I wasn't offended, because I didn't know enough to be offended, but I was perplexed, and I knew when adults didn't want you around. I went upstairs to find my parents.

Only on the car ride back—my father driving and my mother holding my sister—did I say anything. I told them about how the old woman barely answered any of my questions, how she had nine grandkids but that I couldn't play with them.

I could feel my parents' silence in the car. I hadn't considered that if the old woman indeed moved out of her house, her grandkids wouldn't be nearby to play with anyway, and though my mother surely knew this, she appeared to be concerned with a larger issue.

"Why can't you play with them?" my mother asked, forcefully.

"Because she said I'm a colored girl," I said. "That's why."

I wanted to ask what it meant to be colored, but just then my mother and father began talking about white people in general and the old lady in particular, their voices reaching such a feverish pitch that my sister began crying. But on they went—"racist" this and "discrimination" that. I thought they were arguing with each other rather than with the world itself.

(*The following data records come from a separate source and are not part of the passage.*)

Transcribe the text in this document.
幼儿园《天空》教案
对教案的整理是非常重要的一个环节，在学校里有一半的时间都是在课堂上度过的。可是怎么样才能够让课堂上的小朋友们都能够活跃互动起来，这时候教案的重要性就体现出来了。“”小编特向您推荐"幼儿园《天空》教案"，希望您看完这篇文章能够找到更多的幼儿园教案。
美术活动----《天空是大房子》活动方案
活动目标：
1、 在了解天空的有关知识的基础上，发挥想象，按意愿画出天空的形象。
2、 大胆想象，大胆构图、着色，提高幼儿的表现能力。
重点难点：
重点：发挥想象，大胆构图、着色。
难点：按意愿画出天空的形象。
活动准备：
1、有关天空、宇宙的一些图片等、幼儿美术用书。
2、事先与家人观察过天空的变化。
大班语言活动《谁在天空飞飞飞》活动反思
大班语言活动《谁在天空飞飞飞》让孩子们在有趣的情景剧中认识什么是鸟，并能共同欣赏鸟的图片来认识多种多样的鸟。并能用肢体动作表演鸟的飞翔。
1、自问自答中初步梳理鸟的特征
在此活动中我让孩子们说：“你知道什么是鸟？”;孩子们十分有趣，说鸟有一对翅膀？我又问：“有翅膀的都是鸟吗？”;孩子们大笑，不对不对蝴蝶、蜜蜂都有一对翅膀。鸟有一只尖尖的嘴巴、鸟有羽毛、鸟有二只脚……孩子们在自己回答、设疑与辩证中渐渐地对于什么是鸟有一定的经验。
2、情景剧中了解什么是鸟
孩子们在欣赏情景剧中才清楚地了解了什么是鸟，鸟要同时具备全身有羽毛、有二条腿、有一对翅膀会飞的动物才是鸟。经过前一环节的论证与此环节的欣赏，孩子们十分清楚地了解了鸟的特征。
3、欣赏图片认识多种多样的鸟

Finally, my mother turned to me and said, "Some folks will hate you just because you're black. You should learn that."

I'd known this from comments my parents had made and from what I'd seen on TV—a thousand little cues—but this was the first time anyone had said it outright. I thought back to how the old woman seemed to love her black poodle but couldn't bring herself to like a black girl.

My mother continued: "You just do what you need to do. Don't pay them no mind."

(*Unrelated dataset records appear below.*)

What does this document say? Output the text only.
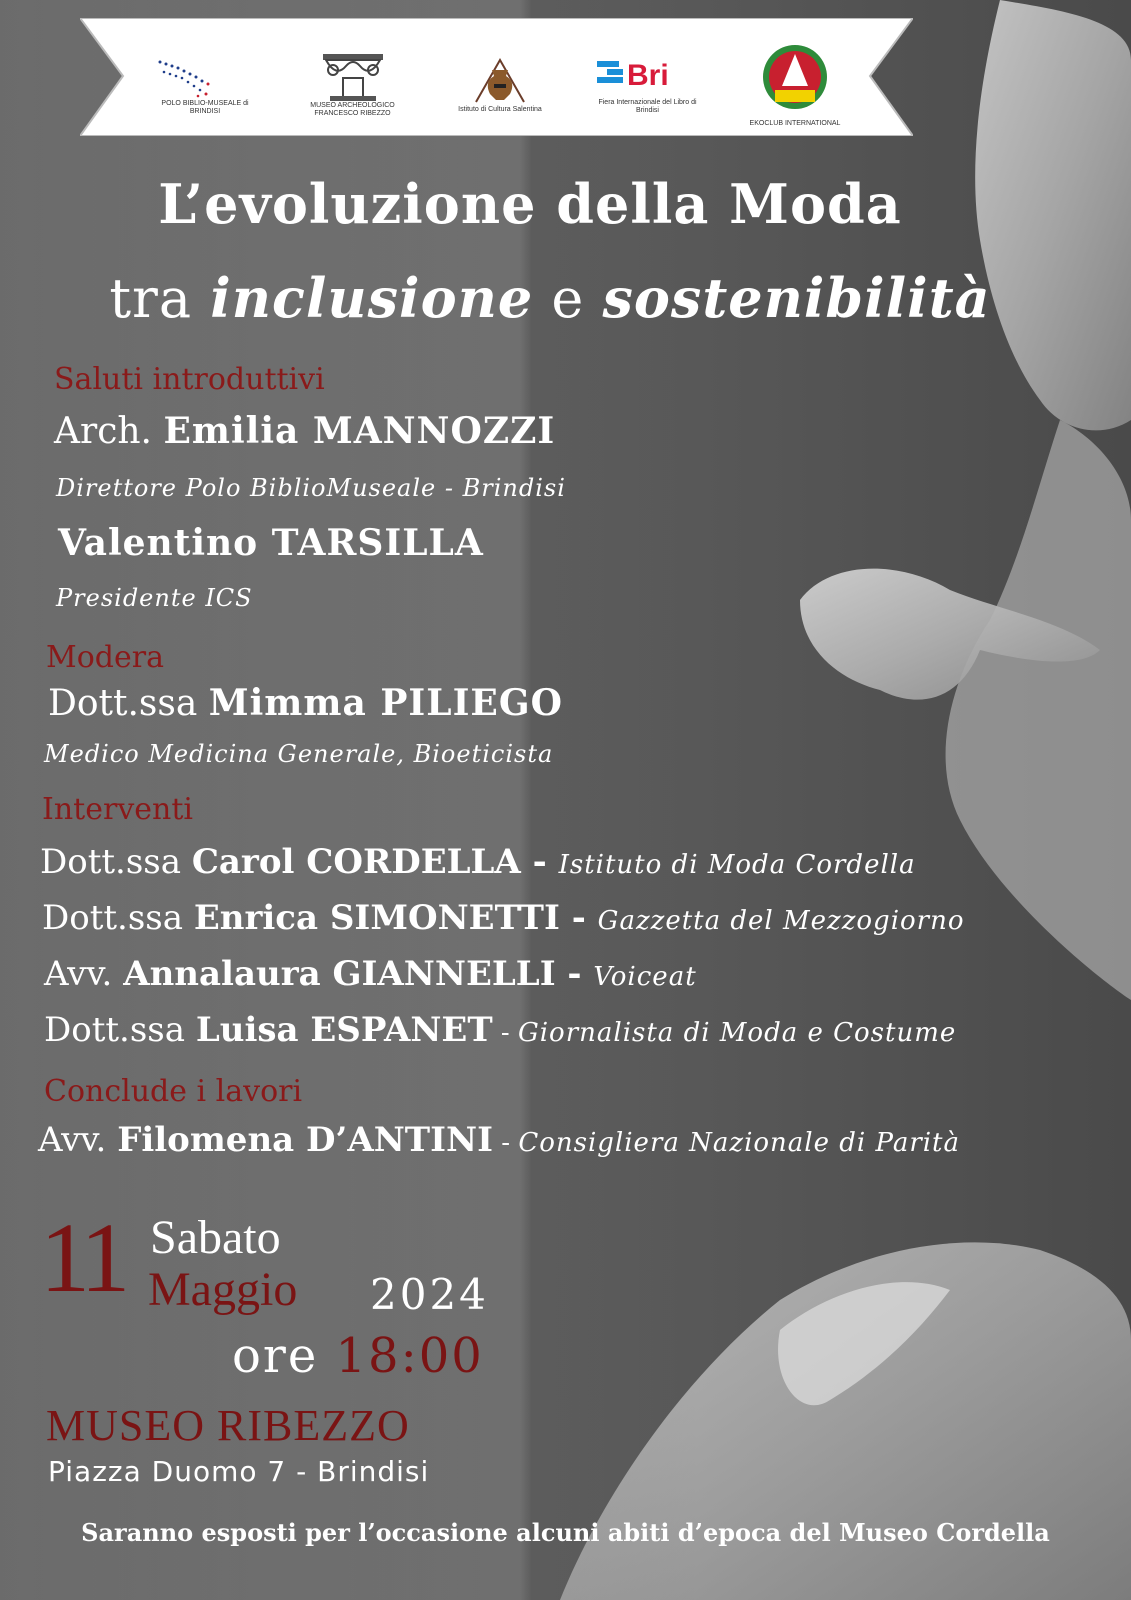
POLO BIBLIO-MUSEALE di BRINDISI
MUSEO ARCHEOLOGICO FRANCESCO RIBEZZO
Istituto di Cultura Salentina
Bri
Fiera Internazionale del Libro di Brindisi
EKOCLUB INTERNATIONAL
L’evoluzione della Moda
tra inclusione e sostenibilità
Saluti introduttivi
Arch. Emilia MANNOZZI
Direttore Polo BiblioMuseale - Brindisi
Valentino TARSILLA
Presidente ICS
Modera
Dott.ssa Mimma PILIEGO
Medico Medicina Generale, Bioeticista
Interventi
Dott.ssa Carol CORDELLA - Istituto di Moda Cordella
Dott.ssa Enrica SIMONETTI - Gazzetta del Mezzogiorno
Avv. Annalaura GIANNELLI - Voiceat
Dott.ssa Luisa ESPANET - Giornalista di Moda e Costume
Conclude i lavori
Avv. Filomena D’ANTINI - Consigliera Nazionale di Parità
11 Sabato
Maggio 2024
ore 18:00
MUSEO RIBEZZO
Piazza Duomo 7 - Brindisi
Saranno esposti per l’occasione alcuni abiti d’epoca del Museo Cordella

"No!" my father argued, "you give them a piece of your mind!"

They started their debate again. Finally, I piped up and said, "Maybe you could do both."

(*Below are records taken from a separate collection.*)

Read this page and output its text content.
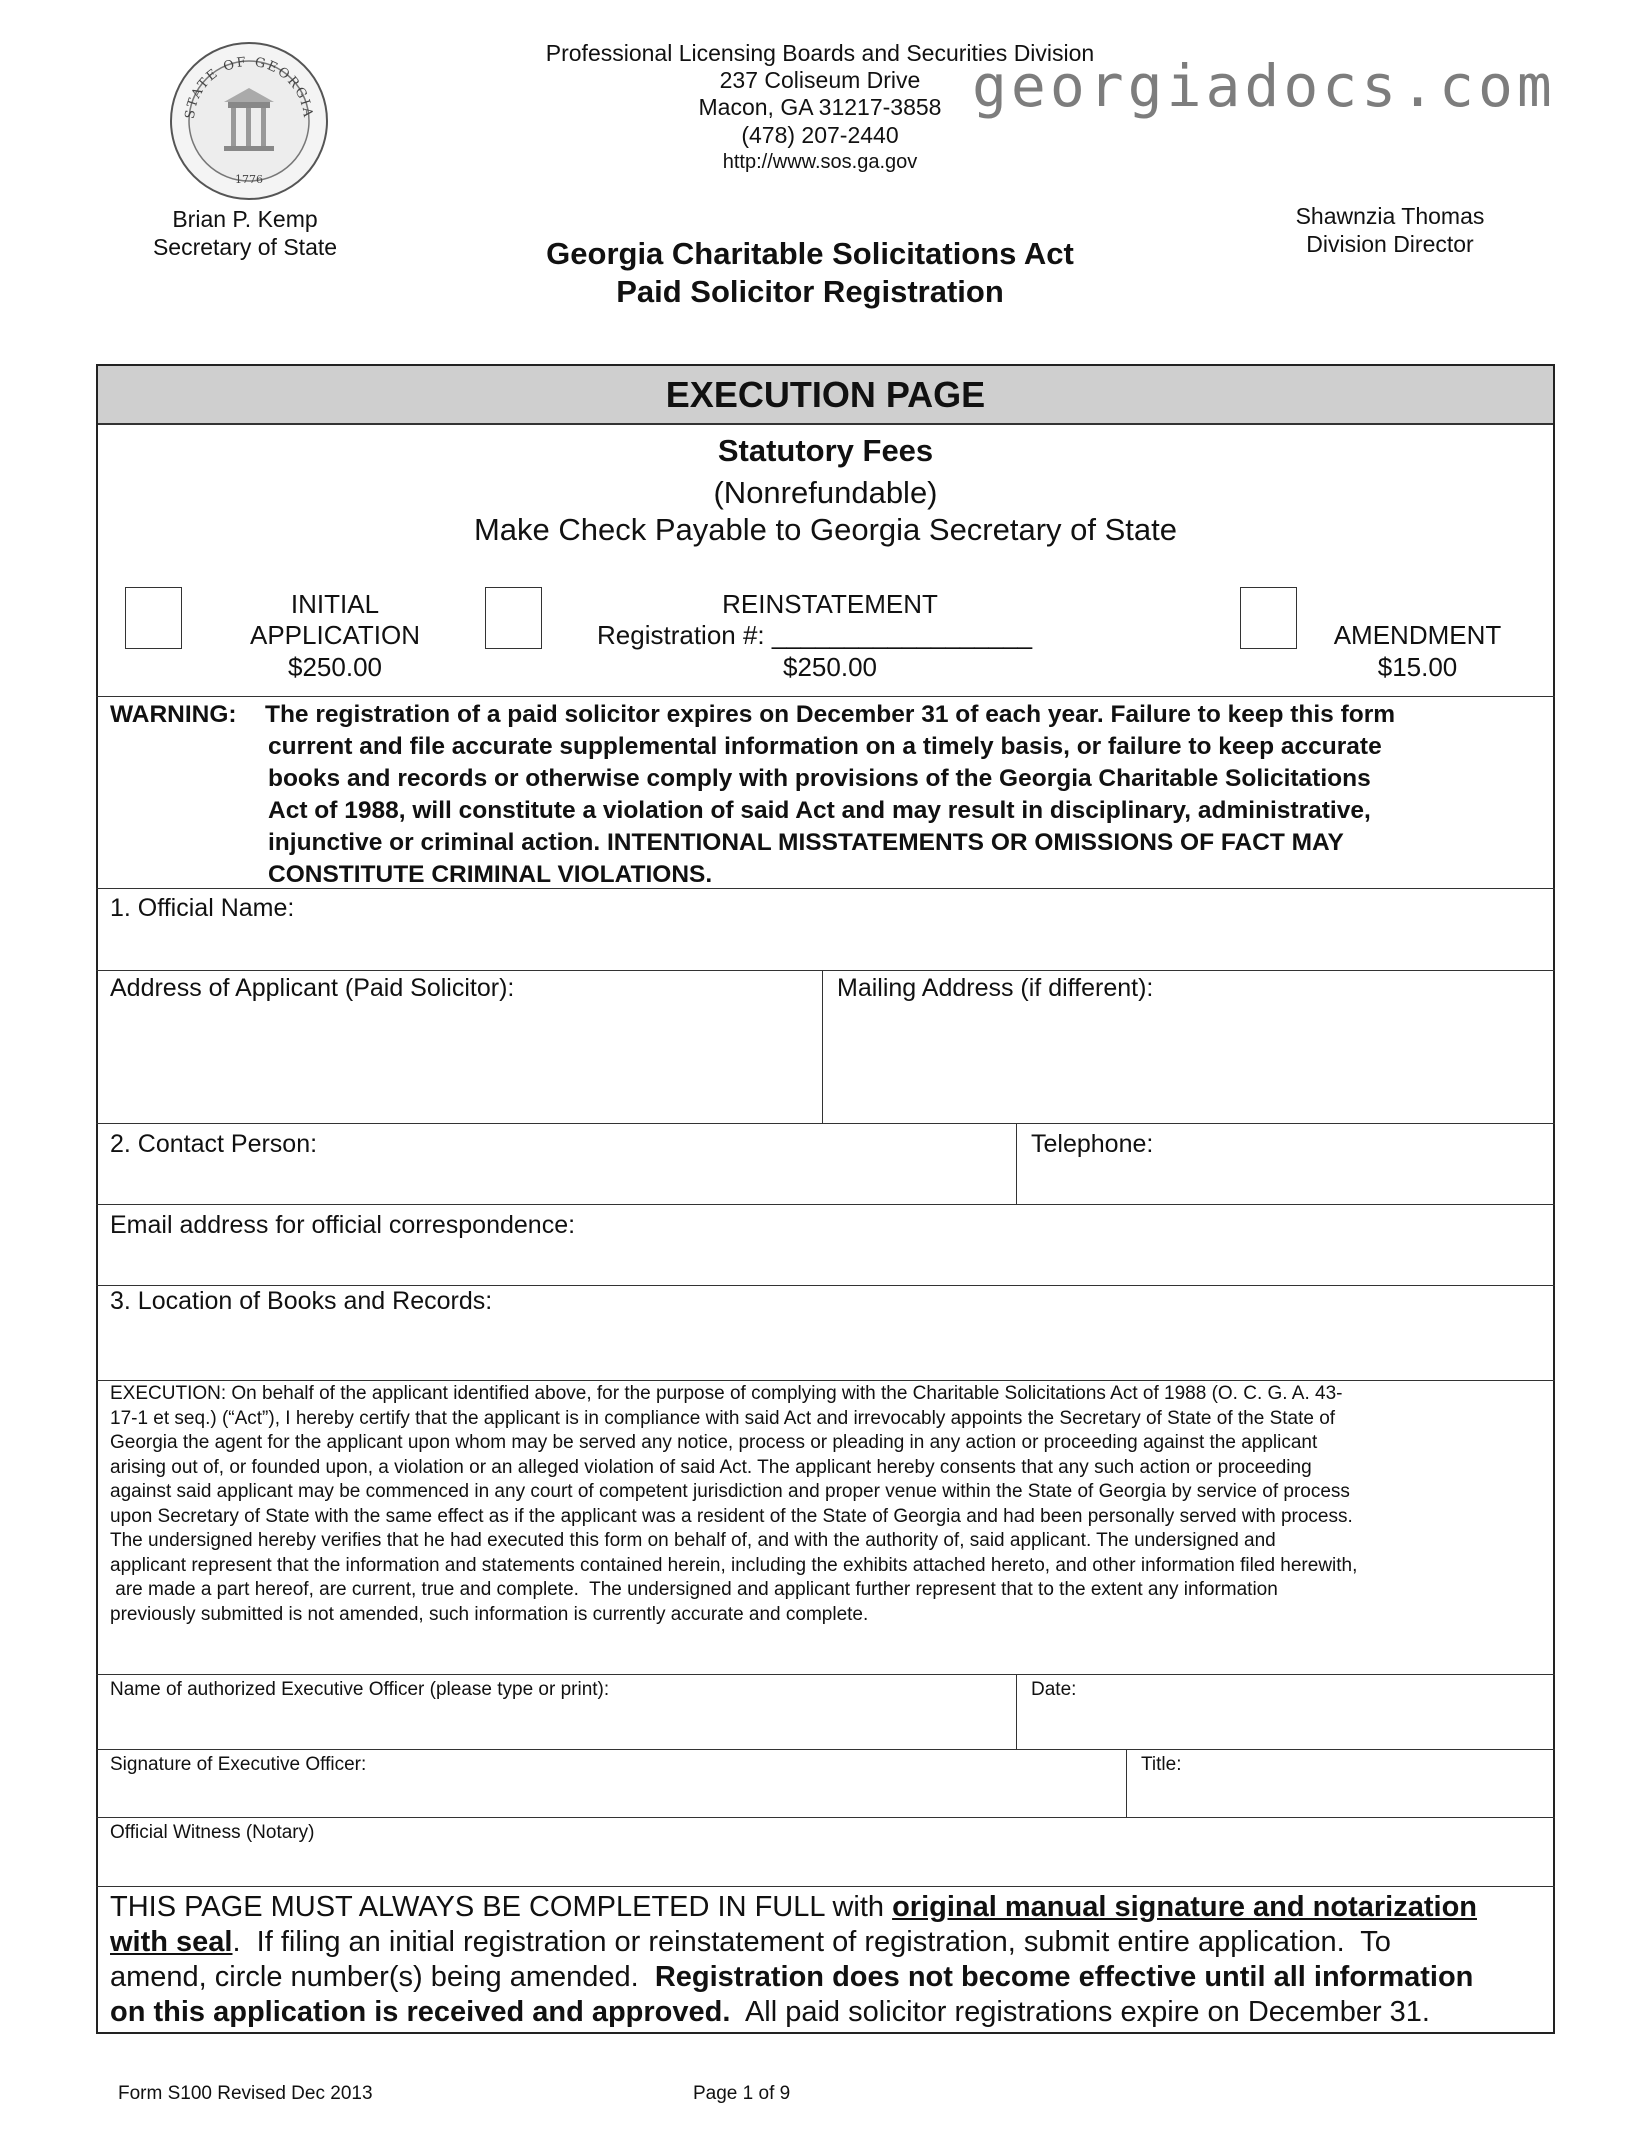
STATE OF GEORGIA
1776
Professional Licensing Boards and Securities Division
237 Coliseum Drive
Macon, GA 31217-3858
(478) 207-2440
http://www.sos.ga.gov
georgiadocs.com
Brian P. Kemp
Secretary of State
Shawnzia Thomas
Division Director
Georgia Charitable Solicitations Act
Paid Solicitor Registration
EXECUTION PAGE
Statutory Fees
(Nonrefundable)
Make Check Payable to Georgia Secretary of State
INITIAL
APPLICATION
$250.00
REINSTATEMENT
Registration #: __________________
$250.00
AMENDMENT
$15.00
WARNING: The registration of a paid solicitor expires on December 31 of each year. Failure to keep this form
current and file accurate supplemental information on a timely basis, or failure to keep accurate
books and records or otherwise comply with provisions of the Georgia Charitable Solicitations
Act of 1988, will constitute a violation of said Act and may result in disciplinary, administrative,
injunctive or criminal action. INTENTIONAL MISSTATEMENTS OR OMISSIONS OF FACT MAY
CONSTITUTE CRIMINAL VIOLATIONS.
1. Official Name:
Address of Applicant (Paid Solicitor):	Mailing Address (if different):
2. Contact Person:	Telephone:
Email address for official correspondence:
3. Location of Books and Records:
EXECUTION: On behalf of the applicant identified above, for the purpose of complying with the Charitable Solicitations Act of 1988 (O. C. G. A. 43-
17-1 et seq.) (“Act”), I hereby certify that the applicant is in compliance with said Act and irrevocably appoints the Secretary of State of the State of
Georgia the agent for the applicant upon whom may be served any notice, process or pleading in any action or proceeding against the applicant
arising out of, or founded upon, a violation or an alleged violation of said Act. The applicant hereby consents that any such action or proceeding
against said applicant may be commenced in any court of competent jurisdiction and proper venue within the State of Georgia by service of process
upon Secretary of State with the same effect as if the applicant was a resident of the State of Georgia and had been personally served with process.
The undersigned hereby verifies that he had executed this form on behalf of, and with the authority of, said applicant. The undersigned and
applicant represent that the information and statements contained herein, including the exhibits attached hereto, and other information filed herewith,
are made a part hereof, are current, true and complete.  The undersigned and applicant further represent that to the extent any information
previously submitted is not amended, such information is currently accurate and complete.
Name of authorized Executive Officer (please type or print):	Date:
Signature of Executive Officer:	Title:
Official Witness (Notary)
THIS PAGE MUST ALWAYS BE COMPLETED IN FULL with original manual signature and notarization
with seal.  If filing an initial registration or reinstatement of registration, submit entire application.  To
amend, circle number(s) being amended.  Registration does not become effective until all information
on this application is received and approved.  All paid solicitor registrations expire on December 31.
Form S100 Revised Dec 2013	Page 1 of 9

My mother turned around and, after much thought, said, "Yes," then said it again, "Yes. Sometimes you should give them a piece of your mind, and other times you don't pay them any mind. Each case is different. The problem is learning when to do which one." She smiled and said, "Out of the mouths of babes..."

I didn't know what "out of the mouths of babes" meant, but I decided that now wasn't the time to ask.

What I did know was that as far as the old woman's house was concerned, I was sure my parents had crossed it off their list.